Et qui, s’il était roi, montrerait à la France
Des enfants de Clovis la stupide indolence !
C’est Berry, que l’armée appelait à grands cris,
Et qui lui prodigua l’insulte et le mépris ;
Qui, dès ses jeunes ans, puisa dans les tavernes
Ces mœurs, ce ton grossier, qu’ignorent nos casernes.
C’est son frère, avec art sous un masque imposteur,
Cachant de ses projets l’ambitieuse horreur !
Qui, nourri par son oncle aux discordes civiles,
En rallume les feux en parcourant nos villes ;
Ce Thersite royal, qui ne sut, à propos,
Ni combattre ni fuir, et se croit un héros !
C’est, plus perfide encor, son épouse hautaine,
Cette femme qui vit de vengeance et de haine,
Qui pleure, non des siens le funeste trépas,
Mais le sang qu’à grands flots elle ne verse pas !
Ce sont ces courtisans, ces nobles et ces prêtres,
Qui, tour à tour flatteurs et tyrans de leurs maîtres,
Voudraient nous ramener au temps où nos aïeux
Ne voyaient, ne pensaient, n’agissaient que par eux !

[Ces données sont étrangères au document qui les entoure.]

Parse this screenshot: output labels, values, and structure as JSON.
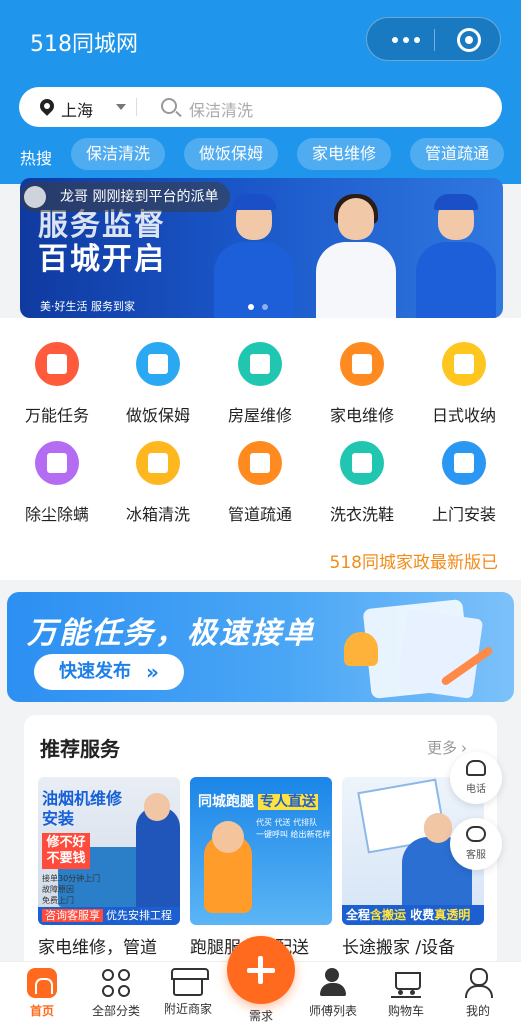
{
  "header": {
    "title": "518同城网",
    "bg_color": "#1f95ec",
    "menu_icon": "more-dots-icon",
    "close_icon": "target-circle-icon"
  },
  "search": {
    "city": "上海",
    "placeholder": "保洁清洗"
  },
  "hot": {
    "label": "热搜",
    "tags": [
      "保洁清洗",
      "做饭保姆",
      "家电维修",
      "管道疏通"
    ]
  },
  "banner": {
    "toast": "龙哥 刚刚接到平台的派单",
    "line1": "服务监督",
    "line2": "百城开启",
    "slogan": "美·好生活  服务到家",
    "dots_total": 2,
    "dots_active": 1
  },
  "services": [
    {
      "label": "万能任务",
      "icon": "broom-icon",
      "color": "#ff5a3c"
    },
    {
      "label": "做饭保姆",
      "icon": "pot-icon",
      "color": "#2aa9f2"
    },
    {
      "label": "房屋维修",
      "icon": "house-icon",
      "color": "#20c6b0"
    },
    {
      "label": "家电维修",
      "icon": "tv-icon",
      "color": "#ff8a1f"
    },
    {
      "label": "日式收纳",
      "icon": "storage-box-icon",
      "color": "#ffc61f"
    },
    {
      "label": "除尘除螨",
      "icon": "mite-icon",
      "color": "#b46cf2"
    },
    {
      "label": "冰箱清洗",
      "icon": "fridge-icon",
      "color": "#ffb71f"
    },
    {
      "label": "管道疏通",
      "icon": "pipe-icon",
      "color": "#ff8a1f"
    },
    {
      "label": "洗衣洗鞋",
      "icon": "washer-icon",
      "color": "#20c6b0"
    },
    {
      "label": "上门安装",
      "icon": "drill-icon",
      "color": "#2a97f2"
    }
  ],
  "version_note": "518同城家政最新版已",
  "promo": {
    "title": "万能任务，极速接单",
    "button": "快速发布",
    "button_arrow": "»"
  },
  "recommend": {
    "title": "推荐服务",
    "more": "更多",
    "more_arrow": "›",
    "cards": [
      {
        "caption": "家电维修，管道",
        "img_title": "油烟机维修\n安装",
        "img_badge": "修不好\n不要钱",
        "img_note": "接单30分钟上门\n故障原因\n免费上门",
        "img_bar_tag": "咨询客服享",
        "img_bar": "优先安排工程师"
      },
      {
        "caption": "跑腿服务，配送",
        "img_title": "同城跑腿",
        "img_title_tag": "专人直送",
        "img_sub": "代买 代送 代排队\n一键呼叫 给出新花样"
      },
      {
        "caption": "长途搬家 /设备",
        "img_bar_a": "全程",
        "img_bar_b": "含搬运",
        "img_bar_c": " 收费",
        "img_bar_d": "真透明"
      }
    ]
  },
  "floating": {
    "phone": "电话",
    "service": "客服"
  },
  "tabbar": {
    "items": [
      {
        "label": "首页",
        "icon": "home-icon",
        "active": true
      },
      {
        "label": "全部分类",
        "icon": "categories-icon"
      },
      {
        "label": "附近商家",
        "icon": "shop-icon"
      },
      {
        "label": "需求",
        "icon": "plus-icon"
      },
      {
        "label": "师傅列表",
        "icon": "workers-icon"
      },
      {
        "label": "购物车",
        "icon": "cart-icon"
      },
      {
        "label": "我的",
        "icon": "user-icon"
      }
    ],
    "accent_color": "#ff6a1f"
  }
}
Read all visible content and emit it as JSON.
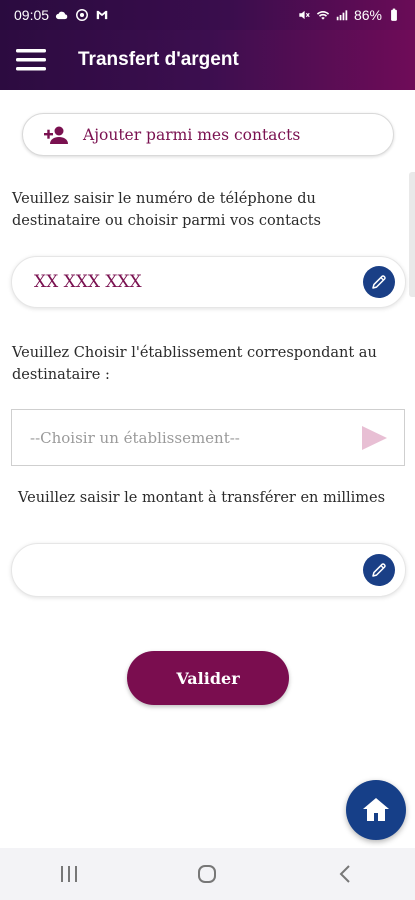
{
  "status_bar": {
    "time": "09:05",
    "battery": "86%"
  },
  "app_bar": {
    "title": "Transfert d'argent"
  },
  "contacts_button": {
    "label": "Ajouter parmi mes contacts"
  },
  "phone": {
    "instruction": "Veuillez saisir le numéro de téléphone du destinataire ou choisir parmi vos contacts",
    "placeholder": "XX XXX XXX"
  },
  "establishment": {
    "instruction": "Veuillez Choisir l'établissement correspondant au destinataire :",
    "placeholder": "--Choisir un établissement--"
  },
  "amount": {
    "instruction": "Veuillez saisir le montant à transférer en millimes",
    "value": ""
  },
  "submit": {
    "label": "Valider"
  },
  "colors": {
    "primary": "#7a0d4f",
    "header_start": "#2c0b40",
    "header_end": "#6f0c58",
    "accent_blue": "#1a3f86"
  }
}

Enfin, terminant le discours par une péroraison digne du sujet, l’auteur s’écriait encore, dans son enthousiasme libéral :

Ne balançons donc plus, levons-nous ! et, semblables
Au fleuve impétueux qui rejette les sables,
La fange et le limon qui fatiguaient son cours,
De notre sol sacré rejetons pour toujours
Ces tyrans sans vertu, ces courtisans perfides,
Ces chevaliers sans gloire et ces prêtres avides,
Qui, jusqu’à nos exploits ne pouvant se hausser,
Jusques à leur néant voudraient nous abaisser !

Douze ans après, on chassait les Bourbons de France.

Ce ne sont pas les boulets des révolutions qui renversent les trônes ; ce n’est pas la guillotine qui tue les rois : boulets et guillotine ne sont que des instruments inertes au service des idées.